Tuesday, October 11, 2011

When people come advising

I went to a financial fireside the other night at a local LDS meetinghouse. There was a speaker who had lectured around the country on financial topics and is well-respected in the community. As with most of these types of things there was a certain amount of psychological pump-priming, as it were, at the beginning. You know, facts on the amount of people financially independent (said ~5%), the average credit card balance in America (a few grand), and the national savings rate (he said it was still zero even though it has bumped up a bit). He eventually got to the nuts and bolts of the presentation (although the projector was having issues so it was a bit constrained), which was based around the fact that one should spend less than their earn. It’s great advice, of course, and we could all probably work on it. He used some math to show us how much extra pre-tax (and pre-tithing) income one has to earn to spend a dollar after taxes. While basic for some folks, it’s a worthwhile exercise if you’ve never done it. Take a minute and divide 1 by (1 – all your tax rates combined). So, if after federal, state, and payroll taxes 50% of your money is taken by the government, then for every dollar you spend you need to actually earn two dollars. This is a good reason to trim expenses rather than enslessly worrying about increasing income, as the post-tax dollars (which you’re spending) have a bigger effect.

Later on he mentioned a few authors and stated the fact that he made his money in real estate, but acknowledged that that’s not the best way for everyone. Indeed. As a real estate junkie, you probably imagined that he mentioned his love of the book Rich Dad Poor Dad, by Robert Kyosaki (he did). For the uninitiated, this is a shame, because the book is filled with vague advice. Kiyosaki repeatedly states that people should learn to own assets (like real estate) and have their money work for them, but doesn’t exactly say how.
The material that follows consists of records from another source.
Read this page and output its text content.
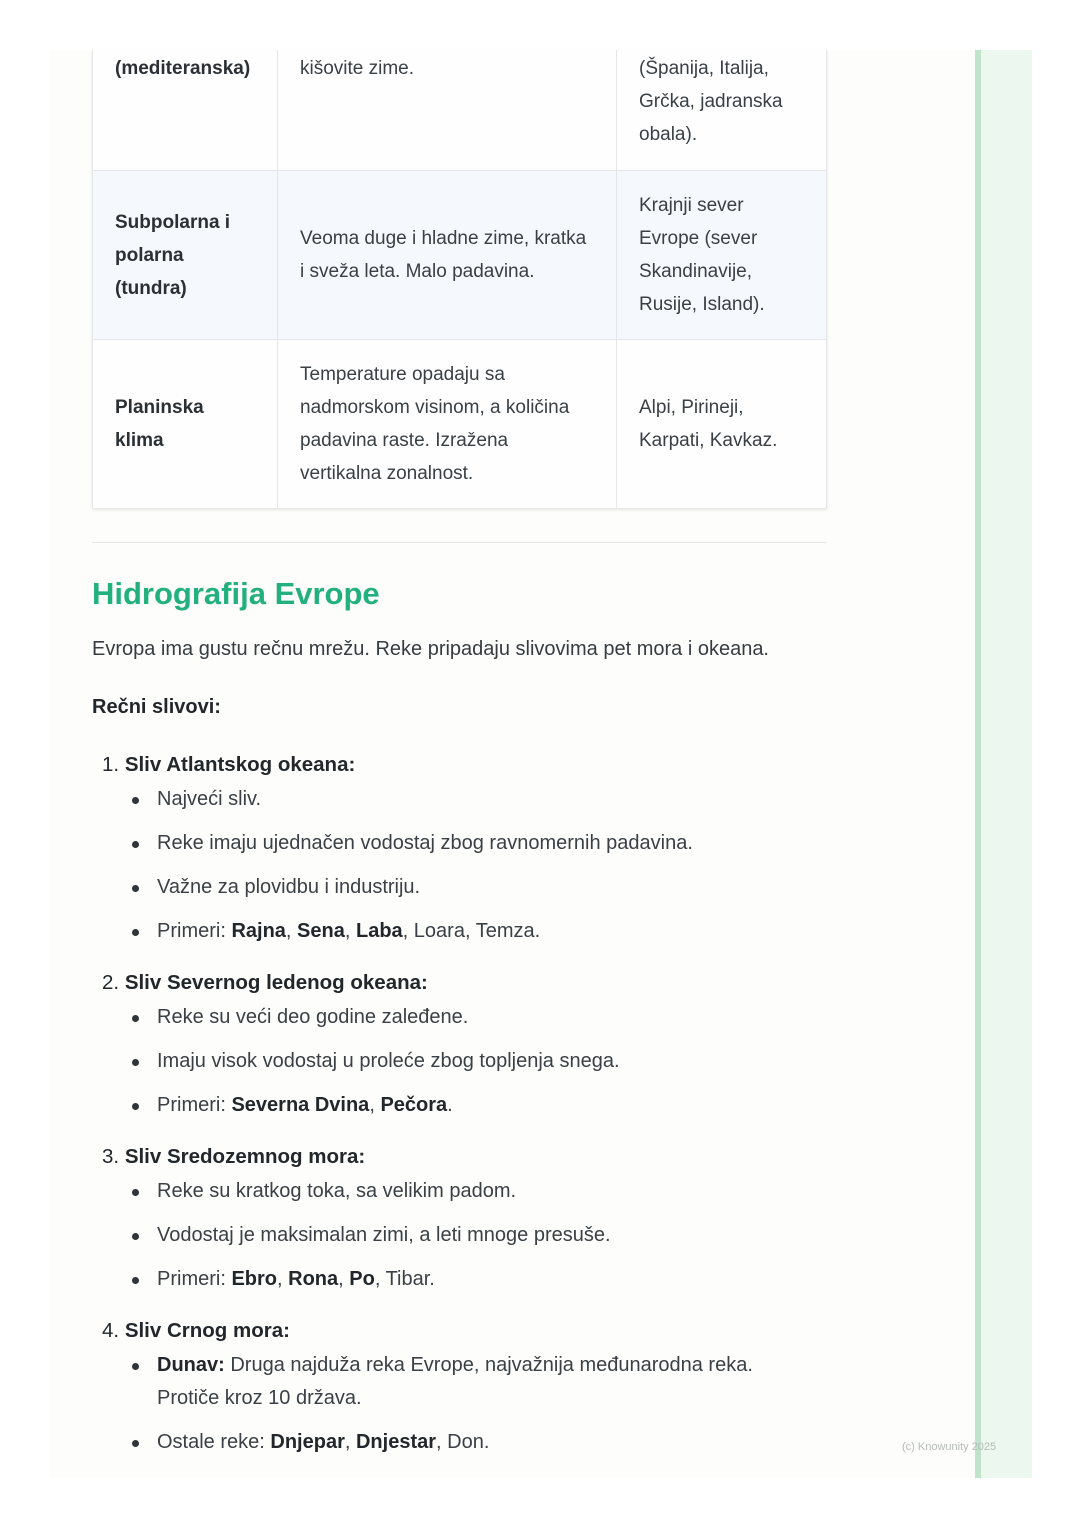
(mediteranska)	kišovite zime.	(Španija, Italija, Grčka, jadranska obala).
Subpolarna i polarna (tundra)	Veoma duge i hladne zime, kratka i sveža leta. Malo padavina.	Krajnji sever Evrope (sever Skandinavije, Rusije, Island).
Planinska klima	Temperature opadaju sa nadmorskom visinom, a količina padavina raste. Izražena vertikalna zonalnost.	Alpi, Pirineji, Karpati, Kavkaz.
Hidrografija Evrope

Evropa ima gustu rečnu mrežu. Reke pripadaju slivovima pet mora i okeana.

Rečni slivovi:

1. Sliv Atlantskog okeana:
Najveći sliv.
Reke imaju ujednačen vodostaj zbog ravnomernih padavina.
Važne za plovidbu i industriju.
Primeri: Rajna, Sena, Laba, Loara, Temza.
2. Sliv Severnog ledenog okeana:
Reke su veći deo godine zaleđene.
Imaju visok vodostaj u proleće zbog topljenja snega.
Primeri: Severna Dvina, Pečora.
3. Sliv Sredozemnog mora:
Reke su kratkog toka, sa velikim padom.
Vodostaj je maksimalan zimi, a leti mnoge presuše.
Primeri: Ebro, Rona, Po, Tibar.
4. Sliv Crnog mora:
Dunav: Druga najduža reka Evrope, najvažnija međunarodna reka. Protiče kroz 10 država.
Ostale reke: Dnjepar, Dnjestar, Don.	(c) Knowunity 2025
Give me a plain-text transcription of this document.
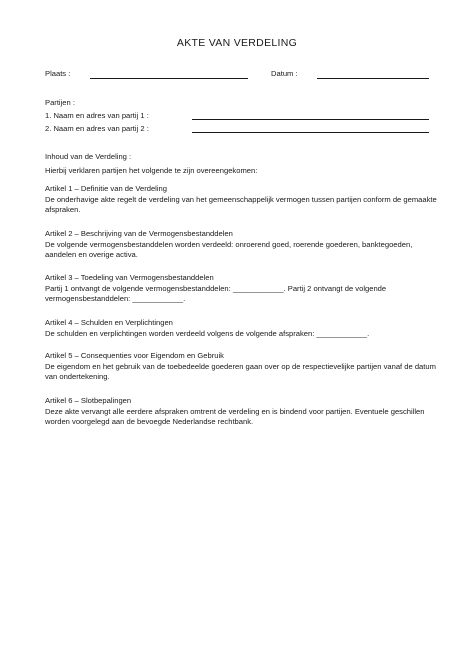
AKTE VAN VERDELING
Plaats :	Datum :
Partijen :
1. Naam en adres van partij 1 :
2. Naam en adres van partij 2 :
Inhoud van de Verdeling :
Hierbij verklaren partijen het volgende te zijn overeengekomen:
Artikel 1 – Definitie van de Verdeling
De onderhavige akte regelt de verdeling van het gemeenschappelijk vermogen tussen partijen conform de gemaakte afspraken.
Artikel 2 – Beschrijving van de Vermogensbestanddelen
De volgende vermogensbestanddelen worden verdeeld: onroerend goed, roerende goederen, banktegoeden, aandelen en overige activa.
Artikel 3 – Toedeling van Vermogensbestanddelen
Partij 1 ontvangt de volgende vermogensbestanddelen: ____________. Partij 2 ontvangt de volgende vermogensbestanddelen: ____________.
Artikel 4 – Schulden en Verplichtingen
De schulden en verplichtingen worden verdeeld volgens de volgende afspraken: ____________.
Artikel 5 – Consequenties voor Eigendom en Gebruik
De eigendom en het gebruik van de toebedeelde goederen gaan over op de respectievelijke partijen vanaf de datum van ondertekening.
Artikel 6 – Slotbepalingen
Deze akte vervangt alle eerdere afspraken omtrent de verdeling en is bindend voor partijen. Eventuele geschillen worden voorgelegd aan de bevoegde Nederlandse rechtbank.
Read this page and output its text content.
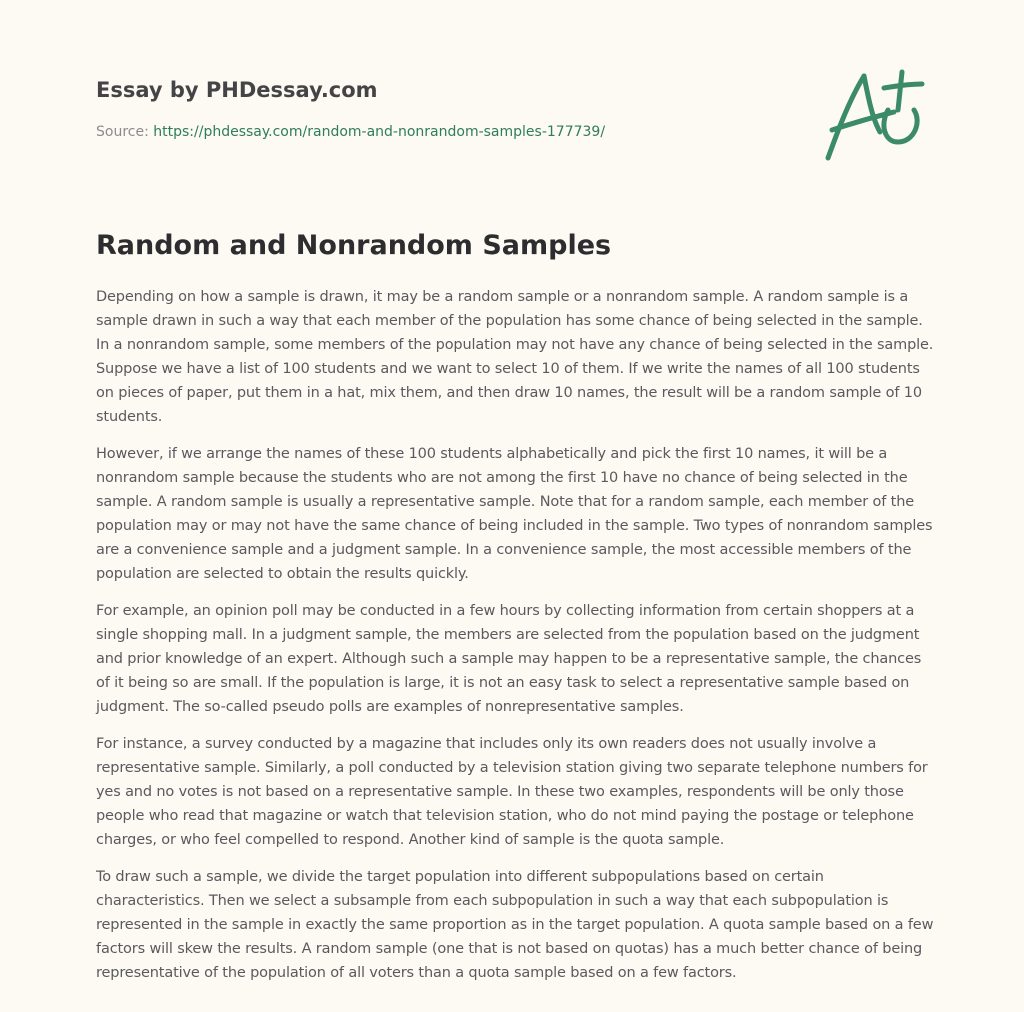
Essay by PHDessay.com
Source: https://phdessay.com/random-and-nonrandom-samples-177739/
Random and Nonrandom Samples

Depending on how a sample is drawn, it may be a random sample or a nonrandom sample. A random sample is a sample drawn in such a way that each member of the population has some chance of being selected in the sample. In a nonrandom sample, some members of the population may not have any chance of being selected in the sample. Suppose we have a list of 100 students and we want to select 10 of them. If we write the names of all 100 students on pieces of paper, put them in a hat, mix them, and then draw 10 names, the result will be a random sample of 10 students.

However, if we arrange the names of these 100 students alphabetically and pick the first 10 names, it will be a nonrandom sample because the students who are not among the first 10 have no chance of being selected in the sample. A random sample is usually a representative sample. Note that for a random sample, each member of the population may or may not have the same chance of being included in the sample. Two types of nonrandom samples are a convenience sample and a judgment sample. In a convenience sample, the most accessible members of the population are selected to obtain the results quickly.

For example, an opinion poll may be conducted in a few hours by collecting information from certain shoppers at a single shopping mall. In a judgment sample, the members are selected from the population based on the judgment and prior knowledge of an expert. Although such a sample may happen to be a representative sample, the chances of it being so are small. If the population is large, it is not an easy task to select a representative sample based on judgment. The so-called pseudo polls are examples of nonrepresentative samples.

For instance, a survey conducted by a magazine that includes only its own readers does not usually involve a representative sample. Similarly, a poll conducted by a television station giving two separate telephone numbers for yes and no votes is not based on a representative sample. In these two examples, respondents will be only those people who read that magazine or watch that television station, who do not mind paying the postage or telephone charges, or who feel compelled to respond. Another kind of sample is the quota sample.

To draw such a sample, we divide the target population into different subpopulations based on certain characteristics. Then we select a subsample from each subpopulation in such a way that each subpopulation is represented in the sample in exactly the same proportion as in the target population. A quota sample based on a few factors will skew the results. A random sample (one that is not based on quotas) has a much better chance of being representative of the population of all voters than a quota sample based on a few factors.
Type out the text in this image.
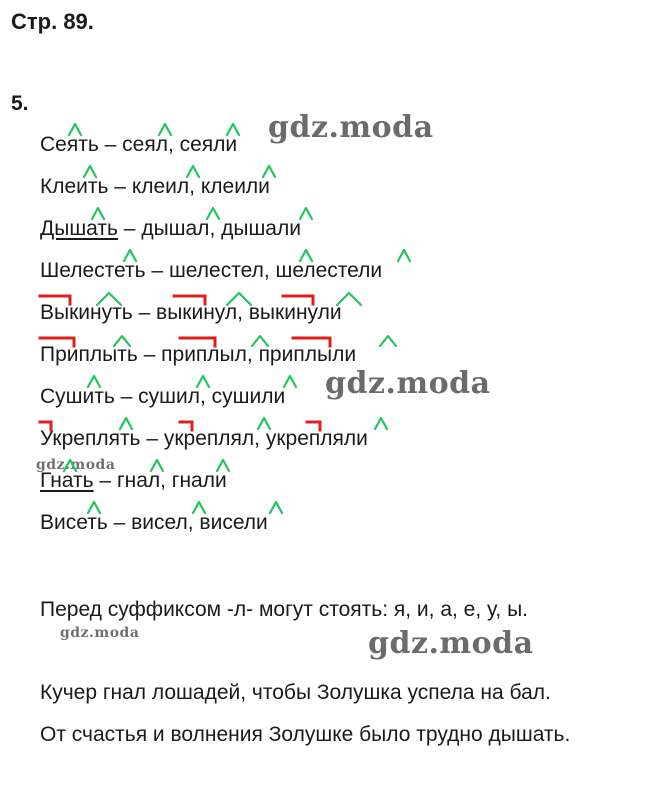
Стр. 89.
5.
Сеять – сеял, сеяли
Клеить – клеил, клеили
Дышать – дышал, дышали
Шелестеть – шелестел, шелестели
Выкинуть – выкинул, выкинули
Приплыть – приплыл, приплыли
Сушить – сушил, сушили
Укреплять – укреплял, укрепляли
Гнать – гнал, гнали
Висеть – висел, висели
Перед суффиксом -л- могут стоять: я, и, а, е, у, ы.
Кучер гнал лошадей, чтобы Золушка успела на бал.
От счастья и волнения Золушке было трудно дышать.
gdz.moda
gdz.moda
gdz.moda
gdz.moda	gdz.moda
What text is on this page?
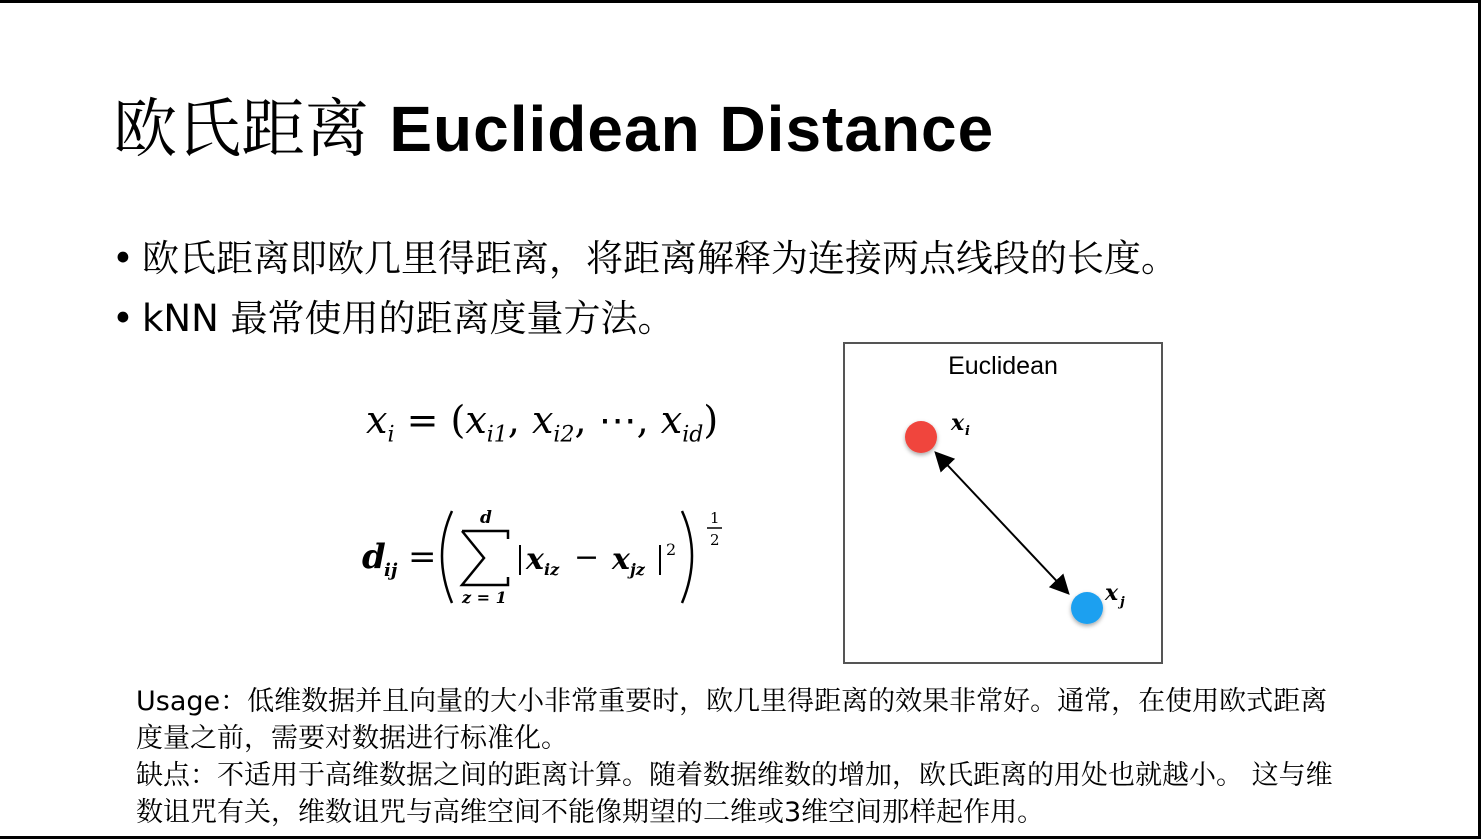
欧氏距离 Euclidean Distance
• 欧氏距离即欧几里得距离，将距离解释为连接两点线段的长度。
• kNN 最常使用的距离度量方法。
$x_i = (x_{i1}$, $x_{i2}$, ⋯, $x_{id}$)
d
ij =
d
z = 1
x iz x jz
−	2
1
2
Euclidean
x i
x j

Usage：低维数据并且向量的大小非常重要时，欧几里得距离的效果非常好。通常，在使用欧式距离度量之前，需要对数据进行标准化。

缺点：不适用于高维数据之间的距离计算。随着数据维数的增加，欧氏距离的用处也就越小。 这与维数诅咒有关，维数诅咒与高维空间不能像期望的二维或3维空间那样起作用。
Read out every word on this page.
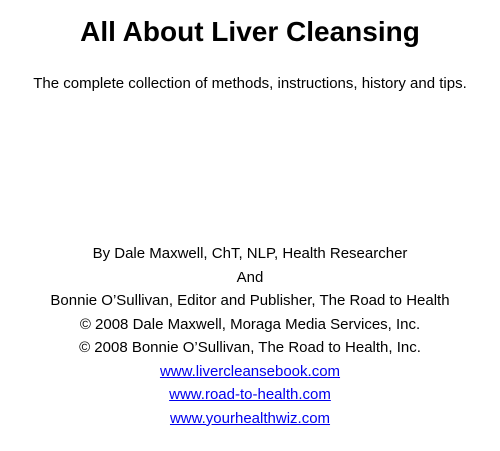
All About Liver Cleansing

The complete collection of methods, instructions, history and tips.

By Dale Maxwell, ChT, NLP, Health Researcher
And
Bonnie O’Sullivan, Editor and Publisher, The Road to Health
© 2008 Dale Maxwell, Moraga Media Services, Inc.
© 2008 Bonnie O’Sullivan, The Road to Health, Inc.
www.livercleansebook.com
www.road-to-health.com
www.yourhealthwiz.com
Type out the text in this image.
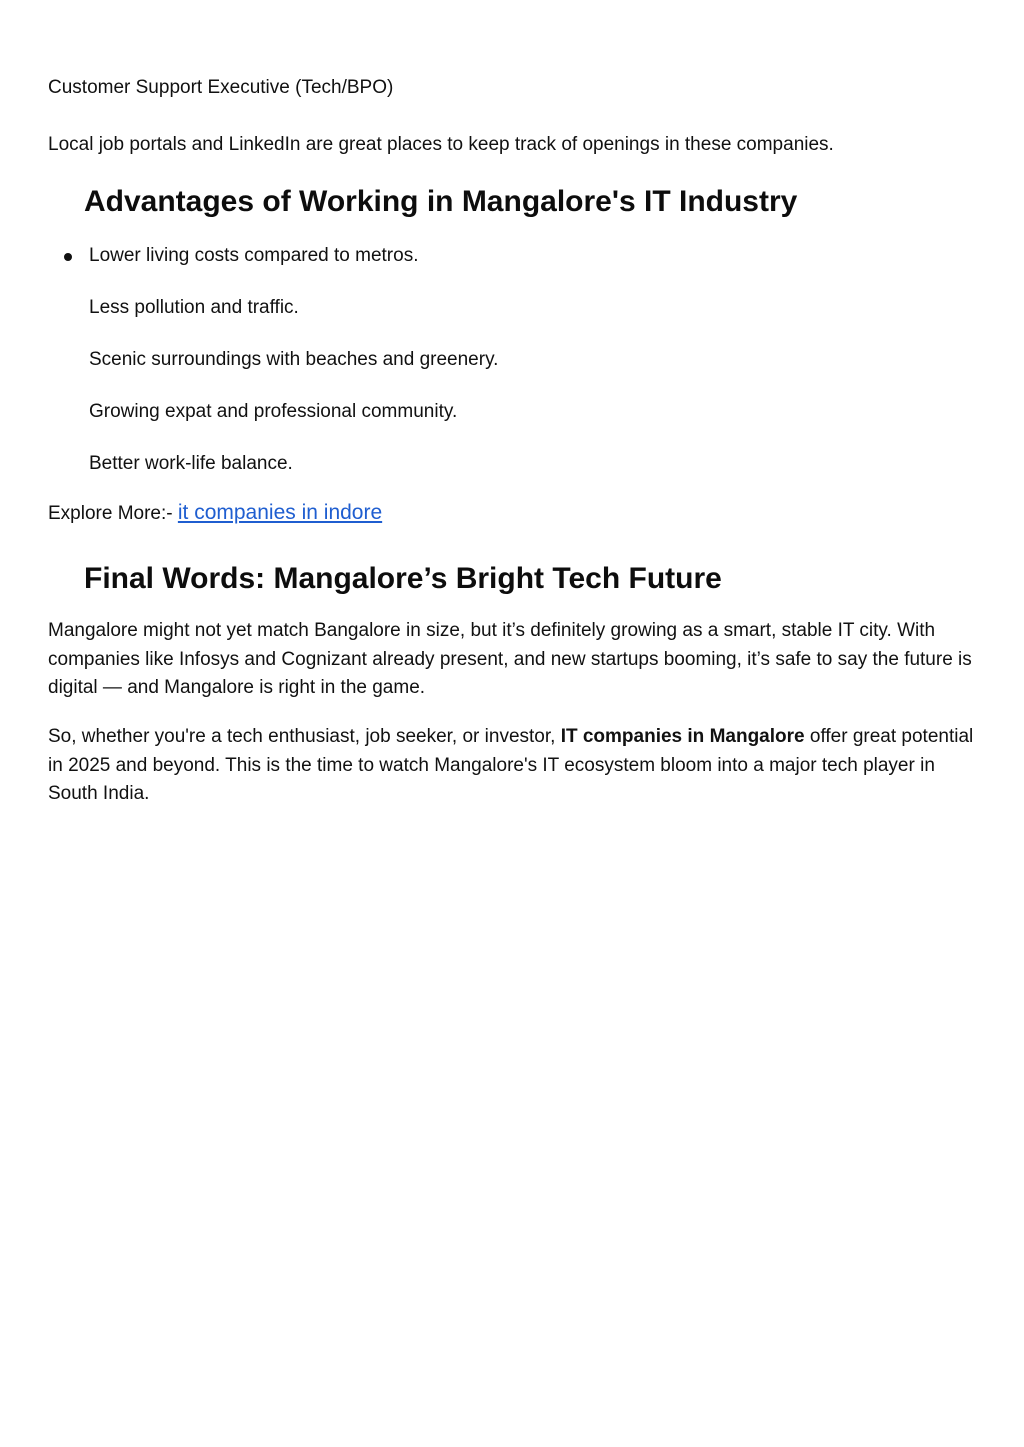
Customer Support Executive (Tech/BPO)

Local job portals and LinkedIn are great places to keep track of openings in these companies.

Advantages of Working in Mangalore's IT Industry

Lower living costs compared to metros.

Less pollution and traffic.

Scenic surroundings with beaches and greenery.

Growing expat and professional community.

Better work-life balance.

Explore More:- it companies in indore

Final Words: Mangalore’s Bright Tech Future

Mangalore might not yet match Bangalore in size, but it’s definitely growing as a smart, stable IT city. With companies like Infosys and Cognizant already present, and new startups booming, it’s safe to say the future is digital — and Mangalore is right in the game.

So, whether you're a tech enthusiast, job seeker, or investor, IT companies in Mangalore offer great potential in 2025 and beyond. This is the time to watch Mangalore's IT ecosystem bloom into a major tech player in South India.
Investing in real estate is much like opening a small business, which isn’t the best thing for most of America to be doing, as it’s much too risky. Fortunately, after touting Dave Ramsey (who has good advice only if one is in debt) the speaker later mentioned more worthwhile books, such as the Richest Man in Babylon, which has great parables about simple financial topics.

I think that besides citing the best books, one of the main keys to these types of presentations is specific advice. If one is at the talk then they probably already know they should spend less than they earn. What I think people aren’t so clear on is how to invest their money. What follows, then, is how I would have structured the talk.

First, touch on the simple fact that you must spend less than you earn. Endorse The Richest Man in Babylon

Second, address what investment options people have after they’ve saved a decent sum. Talk about the relationship between risk and reward. Give a brief overview of stocks, bonds, gold, and real estate. Show how a combination of stocks and bonds have the best risk/return profile and you don’t have to run a side business (as you often are when investing in real estate). Recommend a book: The Investor’s Manifesto or The Boglehead’s Guide to Investing.

Third, show that stock picking and market timing are fool’s errands and that picking mutual funds that index the market is the only wise course. Briefly address asset allocation and typical returns of bonds and stocks. Talk about the simplicity and advantages of target retirement funds. Recommend Vanguard and recommend that they set up automatic contributions (wherever they end up).

Fourth, show the impact of expenses on mutual fund performance over time. Talk about expense ratios. Discuss why, in investing, you get what you don’t pay for, as Jack Bogle said.

Fifth, discuss the impact of taxes on one’s investments and why investing should largely be done in tax-advantaged accounts such as an IRA and 401(k). Discuss the tax advantages of these accounts (and the difference between pre- and post-tax contributions). Talk about filling the accounts in the proper sequence of a) contributing to the 401(k) to the match, b) filling the IRA to the max, and c) then filling the 401(k) to the $16500 max as best one can.

I think that this would allow one to hit the ground running the Monday following the seminar. They’d know what to do with their 401(k) (first fill to the match with low-expense-ratio target retirement funds); they’d know about IRAs (that the should use them, with funds having low expense ratios, at Vanguard, and preferably using a target retirement fund); and they’d have some simple, yet important books that will take them well on their way to financial well being.

But that probably would take two hours. What did I leave out?


  1. what do you have against rich dad/poor dad? There's some great principles in there.

  2. Like I said, it's just a bit vague about how to become financially independent. It's not that it's totally devoid of value, but just that there are better books to read if one wants to learn about this type of thing.